Jusqu’au 28 septembre, Olivier Kemeid nous propose la célèbre épopée de Virgile, L’Énéide, revue et corrigée. Un rendez-vous à ne pas manquer au Théâtre de Quat’Sous.

À l’heure où les conflits internes embrasent de nombreux territoires, où la famine et les cataclysmes naturels poussent des populations entières à quitter leur pays et à cogner à nos portes, L’Énéide, écrite entre 29 et 19 ans avant notre ère, nous interpelle comme jamais.

Des héros à dimension humaine

La pièce s’ouvre sur une discothèque enfumée.

Des silhouettes s’éclatent au rythme d’une dance music endiablée.

Soudain, une forte déflagration vient rompre l’atmosphère ambiante.

Tout bascule, la violence et le chaos s’emparent de la cité.

Débute alors le long exil d’Énée qui doit fuir pour survivre.

Son père sur les épaules, son enfant à la main, l’homme part à la recherche d’une terre pour son fils.

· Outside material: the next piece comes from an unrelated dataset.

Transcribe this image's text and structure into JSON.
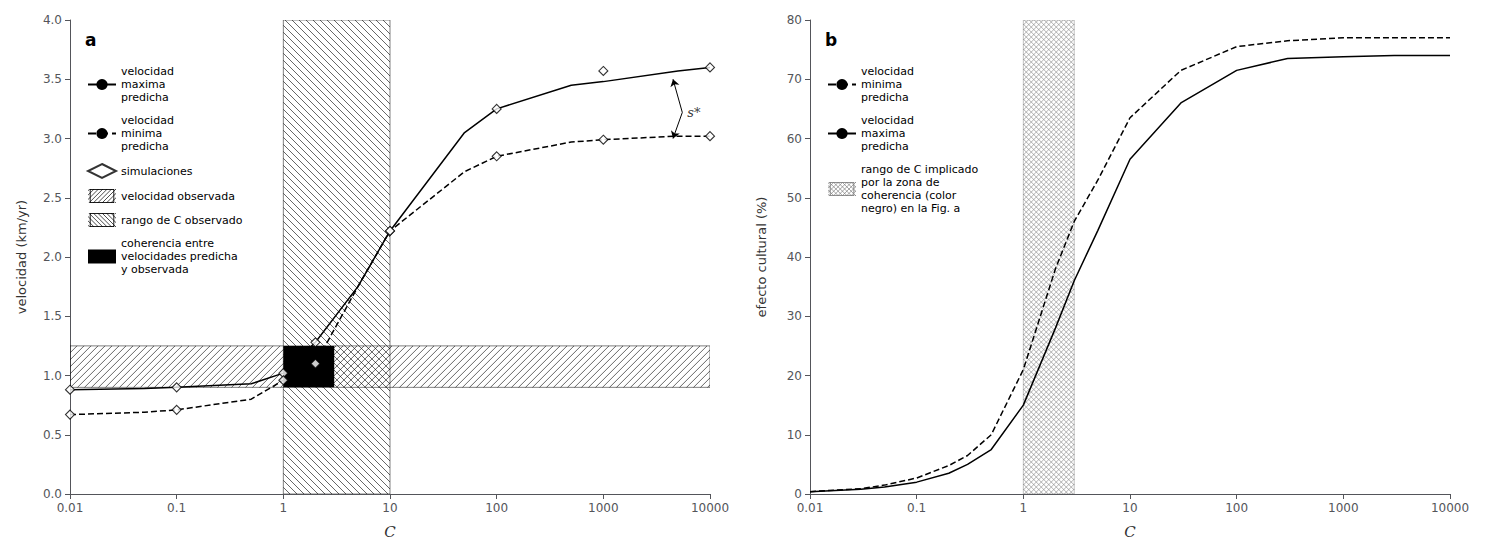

L’Énéide de Kemeid n’est plus le récit tracé par les dieux, c’est maintenant l’histoire de simples humains en quête d’une vie meilleure.

L’Énéide avec des touches d’humour 

Même si le destin des protagonistes demeure tragique, Olivier Kemeid se permet quelques ruptures de ton salutaires.

La scène des migrants qui échouent sur la plage d’un hôtel tout inclus est particulièrement réussie.

Le sable blanc des vacances est tout à coup noirci d’une présence dérangeante.

Cela permet au spectateur de prendre du recul et de s’interroger sur ses propres contradictions.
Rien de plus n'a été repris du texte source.